Vive la retraite — Philippe et la peur à surmonter

Aujourd'hui je vous livre par écrit ce que m'a raconté Philippe, 66 ans, en retraite mais toujours journaliste dans l'âme.

La qualité audio de l'enregistrement vous aurait fait mal aux oreilles ! Alors, j'ai retranscrit l'essentiel du témoignage de Philippe. Voilà donc ce qu'il explique.

Avec nous aujourd'hui Philippe. Bonjour Philippe !
Bonjour Sylvie !

Oui, j’ai eu peur

Oui, j’ai eu peur au moment de prendre ma retraite…

Même si, pour des raisons diverses, on préfère arrêter de travailler, le moment venu on s'interroge.

Surtout quand on a l'habitude de partir le matin vers 6h — parfois 5h30 — pour rentrer chez soi à l'heure du diner. Et sans compter un à deux week-ends par mois partiellement ou totalement pris par une activité professionnelle exigeante.

Quand on travaille et que l'on a des centres d'intérêt multiples, on est souvent frustré de ne pouvoir les satisfaire, faute de temps bien sûr ! Alors après, on se demande si lesdits centres d'intérêt pourront suffire à remplir les journées, si l'on aura toujours envie de les pratiquer...

Est-ce que, quand il n'y aura plus rien d'autre à faire, est-ce que l'esprit y trouvera son compte ?  Et que dire pour ceux qui n'ont guère d'activités autres que regarder la télé ?

Oui, quand il n'y aura plus rien d'autre à faire… quand le travail, l'activité professionnelle ne sera plus là pour vous mobiliser toute la journée !

C'est bien connu. Certains vivent mal cette transition entre vie professionnelle et retraite. Pas seulement parce qu'ils s'ennuient ou du moins ont peur de s'ennuyer.

D'aucuns se sentent inutiles. Oui, ils ont l'impression de ne plus servir à grand chose quand ils ne travaillent plus.

Et pour ceux qui, comme moi, étaient tout de même connus (voire reconnus) dans leur univers professionnel, le fait de retomber dans l'anonymat total peut perturber.

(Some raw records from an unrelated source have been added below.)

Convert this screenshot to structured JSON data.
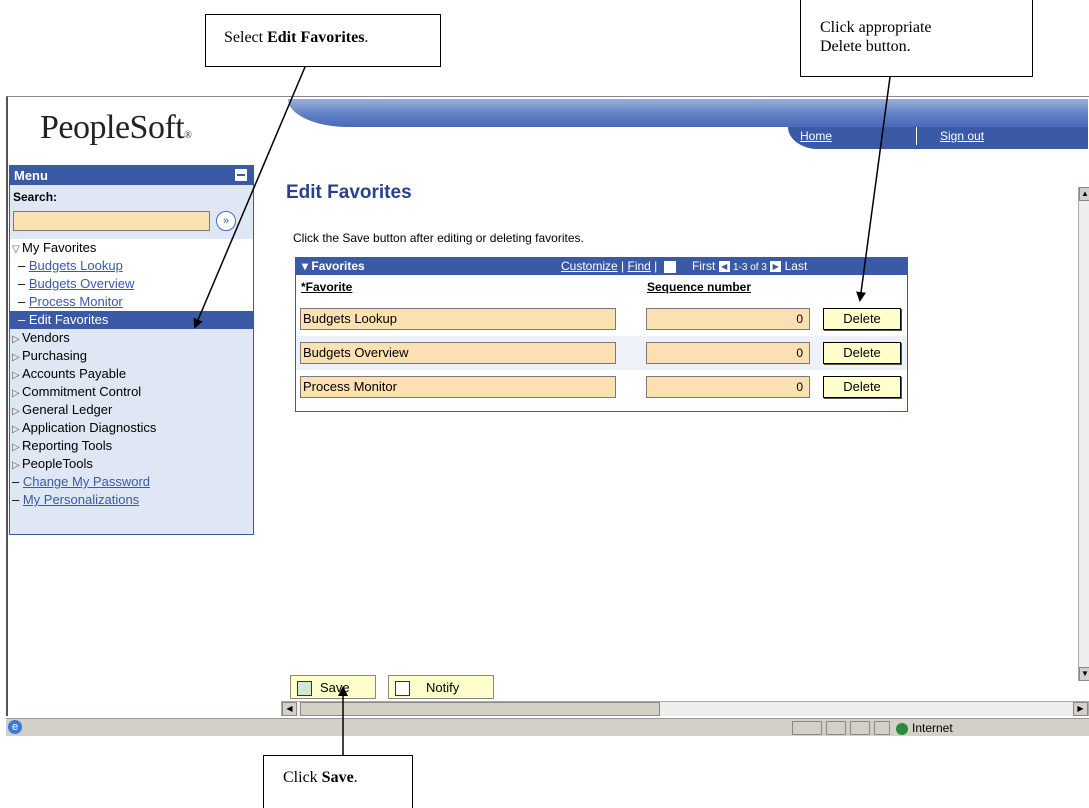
{
  "callouts": {
    "select_prefix": "Select ",
    "select_bold": "Edit Favorites",
    "select_suffix": ".",
    "delete_line1": "Click appropriate",
    "delete_line2": "Delete button.",
    "save_prefix": "Click ",
    "save_bold": "Save",
    "save_suffix": "."
  },
  "header": {
    "logo": "PeopleSoft",
    "logo_mark": "®",
    "home_link": "Home",
    "signout_link": "Sign out"
  },
  "menu": {
    "title": "Menu",
    "search_label": "Search:",
    "search_value": "",
    "search_go_glyph": "»",
    "items": [
      {
        "label": "My Favorites",
        "kind": "folder-open"
      },
      {
        "label": "Budgets Lookup",
        "kind": "link"
      },
      {
        "label": "Budgets Overview",
        "kind": "link"
      },
      {
        "label": "Process Monitor",
        "kind": "link"
      },
      {
        "label": "Edit Favorites",
        "kind": "selected"
      },
      {
        "label": "Vendors",
        "kind": "folder"
      },
      {
        "label": "Purchasing",
        "kind": "folder"
      },
      {
        "label": "Accounts Payable",
        "kind": "folder"
      },
      {
        "label": "Commitment Control",
        "kind": "folder"
      },
      {
        "label": "General Ledger",
        "kind": "folder"
      },
      {
        "label": "Application Diagnostics",
        "kind": "folder"
      },
      {
        "label": "Reporting Tools",
        "kind": "folder"
      },
      {
        "label": "PeopleTools",
        "kind": "folder"
      },
      {
        "label": "Change My Password",
        "kind": "toplink"
      },
      {
        "label": "My Personalizations",
        "kind": "toplink"
      }
    ]
  },
  "main": {
    "title": "Edit Favorites",
    "instruction": "Click the Save button after editing or deleting favorites.",
    "grid": {
      "title": "Favorites",
      "customize": "Customize",
      "find": "Find",
      "first": "First",
      "range": "1-3 of 3",
      "last": "Last",
      "col_favorite": "*Favorite",
      "col_sequence": "Sequence number",
      "rows": [
        {
          "favorite": "Budgets Lookup",
          "sequence": "0",
          "delete": "Delete"
        },
        {
          "favorite": "Budgets Overview",
          "sequence": "0",
          "delete": "Delete"
        },
        {
          "favorite": "Process Monitor",
          "sequence": "0",
          "delete": "Delete"
        }
      ]
    },
    "toolbar": {
      "save": "Save",
      "notify": "Notify"
    }
  },
  "statusbar": {
    "zone": "Internet"
  },
  "colors": {
    "accent": "#3a5aa6",
    "input_bg": "#fbe1b1",
    "button_bg": "#ffffcc"
  }
}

J'avais peur de tout cela au moment où j'ai choisi de m'arrêter.

Pour moi tout s'est très bien passé

En ce qui me concerne, tout s'est très bien passé, je n'ai jamais eu la nostalgie des levers matinaux [rires].

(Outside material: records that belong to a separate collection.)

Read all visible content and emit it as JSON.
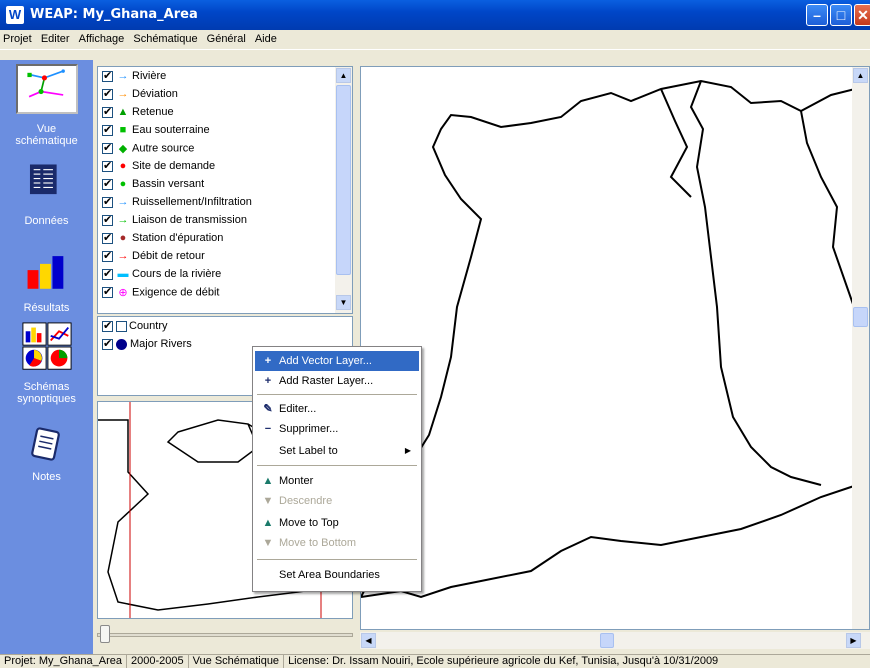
{
  "window": {
    "title": "WEAP: My_Ghana_Area",
    "app_icon": "W"
  },
  "menu": [
    "Projet",
    "Editer",
    "Affichage",
    "Schématique",
    "Général",
    "Aide"
  ],
  "sidebar": [
    {
      "label_1": "Vue",
      "label_2": "schématique",
      "icon": "schematic-icon"
    },
    {
      "label_1": "Données",
      "label_2": "",
      "icon": "data-icon"
    },
    {
      "label_1": "Résultats",
      "label_2": "",
      "icon": "results-icon"
    },
    {
      "label_1": "Schémas",
      "label_2": "synoptiques",
      "icon": "overviews-icon"
    },
    {
      "label_1": "Notes",
      "label_2": "",
      "icon": "notes-icon"
    }
  ],
  "legend_items": [
    {
      "label": "Rivière",
      "symbol": "→",
      "color": "#1e90ff"
    },
    {
      "label": "Déviation",
      "symbol": "→",
      "color": "#ff8c00"
    },
    {
      "label": "Retenue",
      "symbol": "▲",
      "color": "#00a000"
    },
    {
      "label": "Eau souterraine",
      "symbol": "■",
      "color": "#00c000"
    },
    {
      "label": "Autre source",
      "symbol": "◆",
      "color": "#00b000"
    },
    {
      "label": "Site de demande",
      "symbol": "●",
      "color": "#ff0000"
    },
    {
      "label": "Bassin versant",
      "symbol": "●",
      "color": "#00c000"
    },
    {
      "label": "Ruissellement/Infiltration",
      "symbol": "→",
      "color": "#1e90ff"
    },
    {
      "label": "Liaison de transmission",
      "symbol": "→",
      "color": "#00c000"
    },
    {
      "label": "Station d'épuration",
      "symbol": "●",
      "color": "#a52a2a"
    },
    {
      "label": "Débit de retour",
      "symbol": "→",
      "color": "#ff0000"
    },
    {
      "label": "Cours de la rivière",
      "symbol": "▬",
      "color": "#00bfff"
    },
    {
      "label": "Exigence de débit",
      "symbol": "⊕",
      "color": "#ff00ff"
    }
  ],
  "layers": [
    {
      "label": "Country",
      "checked": true,
      "swatch": "square"
    },
    {
      "label": "Major Rivers",
      "checked": true,
      "swatch": "dot"
    }
  ],
  "context_menu": [
    {
      "label": "Add Vector Layer...",
      "icon": "+",
      "selected": true,
      "disabled": false
    },
    {
      "label": "Add Raster Layer...",
      "icon": "+",
      "selected": false,
      "disabled": false
    },
    {
      "label": "Editer...",
      "icon": "✎",
      "selected": false,
      "disabled": false
    },
    {
      "label": "Supprimer...",
      "icon": "−",
      "selected": false,
      "disabled": false
    },
    {
      "label": "Set Label to",
      "icon": "",
      "selected": false,
      "disabled": false,
      "submenu": true
    },
    {
      "label": "Monter",
      "icon": "▲",
      "selected": false,
      "disabled": false
    },
    {
      "label": "Descendre",
      "icon": "▼",
      "selected": false,
      "disabled": true
    },
    {
      "label": "Move to Top",
      "icon": "▲",
      "selected": false,
      "disabled": false
    },
    {
      "label": "Move to Bottom",
      "icon": "▼",
      "selected": false,
      "disabled": true
    },
    {
      "label": "Set Area Boundaries",
      "icon": "",
      "selected": false,
      "disabled": false
    }
  ],
  "status": [
    "Projet: My_Ghana_Area",
    "2000-2005",
    "Vue Schématique",
    "License: Dr. Issam Nouiri, Ecole supérieure agricole du Kef, Tunisia, Jusqu'à 10/31/2009"
  ]
}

Tout au plus, pour me sentir un peu utile, j'ai adhéré à mon association de lutte contre l'illettrisme. Ça m'occupe environ une demi-journée par semaine. J'en fais davantage quand à l'occasion on a besoin de moi. Et j'ai pris par ailleurs des responsabilités accrues au sein de mon club de bridge.

 

Je choisirais les mots "journal" et "golf". Pourquoi ?

Parce que je reste journaliste.

Il m'arrive d'écrire un papier et de l'envoyer à mon journal. Juste comme ça. Ecrire un livre c'est un gros travail. Mais peut-être. Eventuellement. je ne dis pas non. C'est un gros travail au niveau de la documentation et des interviews. Et puis ça ne s'écrit pas en un jour ! [rires]

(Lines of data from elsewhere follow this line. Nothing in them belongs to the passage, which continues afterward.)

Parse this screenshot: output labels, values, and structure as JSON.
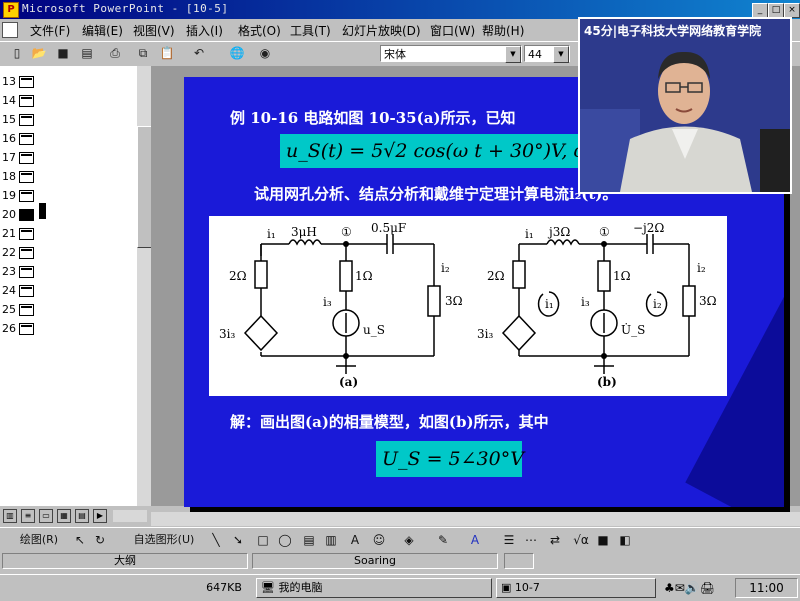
{
  "window": {
    "title": "Microsoft PowerPoint - [10-5]",
    "app_icon": "P",
    "buttons": [
      "_",
      "□",
      "×"
    ]
  },
  "menu": [
    "文件(F)",
    "编辑(E)",
    "视图(V)",
    "插入(I)",
    "格式(O)",
    "工具(T)",
    "幻灯片放映(D)",
    "窗口(W)",
    "帮助(H)"
  ],
  "toolbar": {
    "font_name": "宋体",
    "font_size": "44",
    "icons": [
      "new-icon",
      "open-icon",
      "save-icon",
      "print-preview-icon",
      "print-icon",
      "copy-icon",
      "paste-icon",
      "undo-icon",
      "hyperlink-icon",
      "web-icon"
    ]
  },
  "outline": {
    "slides": [
      "13",
      "14",
      "15",
      "16",
      "17",
      "18",
      "19",
      "20",
      "21",
      "22",
      "23",
      "24",
      "25",
      "26"
    ],
    "selected": "20"
  },
  "slide": {
    "line1": "例 10-16  电路如图 10-35(a)所示，已知",
    "formula1": "u_S(t) = 5√2 cos(ω t + 30°)V, ω =",
    "line2": "试用网孔分析、结点分析和戴维宁定理计算电流i₂(t)。",
    "solution": "解：画出图(a)的相量模型，如图(b)所示，其中",
    "formula2": "U_S = 5∠30°V"
  },
  "circuit": {
    "a": {
      "i1": "i₁",
      "L": "3μH",
      "node": "①",
      "C": "0.5μF",
      "R1": "2Ω",
      "R2": "1Ω",
      "R3": "3Ω",
      "i2": "i₂",
      "i3": "i₃",
      "src": "3i₃",
      "us": "u_S",
      "caption": "(a)"
    },
    "b": {
      "i1": "i₁",
      "L": "j3Ω",
      "node": "①",
      "C": "−j2Ω",
      "R1": "2Ω",
      "R2": "1Ω",
      "R3": "3Ω",
      "i2": "i₂",
      "i3": "i₃",
      "src": "3i₃",
      "us": "U̇_S",
      "mesh1": "i₁",
      "mesh2": "i₂",
      "caption": "(b)"
    }
  },
  "video": {
    "caption": "45分|电子科技大学网络教育学院"
  },
  "drawbar": {
    "draw_label": "绘图(R)",
    "autoshape_label": "自选图形(U)"
  },
  "status": {
    "left": "大纲",
    "mid": "Soaring"
  },
  "taskbar": {
    "size": "647KB",
    "computer": "我的电脑",
    "window": "10-7",
    "clock": "11:00"
  }
}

Et golf… parce que je joue au bridge et que mes partenaires parlent souvent de golf. Ça me ferait sans doute du bien, physiquement je veux dire, de faire un peu de sport. Pourquoi pas le golf ?

Journaliste revigoré

Et dans les sentiments je choisirais "terrifié" et "revigoré".

Terrifié parce que, il faut être honnête, j'avais vraiment peur. Mais c'est du passé.

J'ai l'impression qu'après un début difficile, la peur au ventre comme je le disais, je suis aujourd'hui totalement revigoré.

Comment j'ai fait ? Ça c'est un longue histoire un peu compliquée. [rires]

Certains n'arrêtent jamais de travailler

J'ajoute pour terminer que certains n'arrêtent jamais de travailler. C'est un début d'explication.

Qu'ils soient médecins ou journalistes. Regardez Françoise Giroud, Patrice Duhamel ou Jean Daniel… Et dans vos podcasts, j'ai entendu l'interview de Bertrand, le médecin qui continue à souffrir du syndrome du dimanche soir ! [rires]

Je n'évoque que pour le fun les hommes politiques. Tenez, par exemple, Chaban Delmas ! C'est en 1995, à l'âge de 80 ans, et pas avant, qu'il a décidé de ne pas se représenter à la mairie de Bordeaux.

J'ai un ami chef de pub dans la presse où j'ai sévi qui n'a arrêté son activité qu'à 70 ans, comme il en a le droit. De toute évidence, c'est la crainte de ne pas savoir comment faire avec sa femme, dans leur nouvelle vie de retraités, qui l'a freiné. Ça lui faisait peur.

Vive la retraite

Alors oui. Je dis oui, vive la retraite !

Je me sens revigoré, prêt pour une nouvelle vie.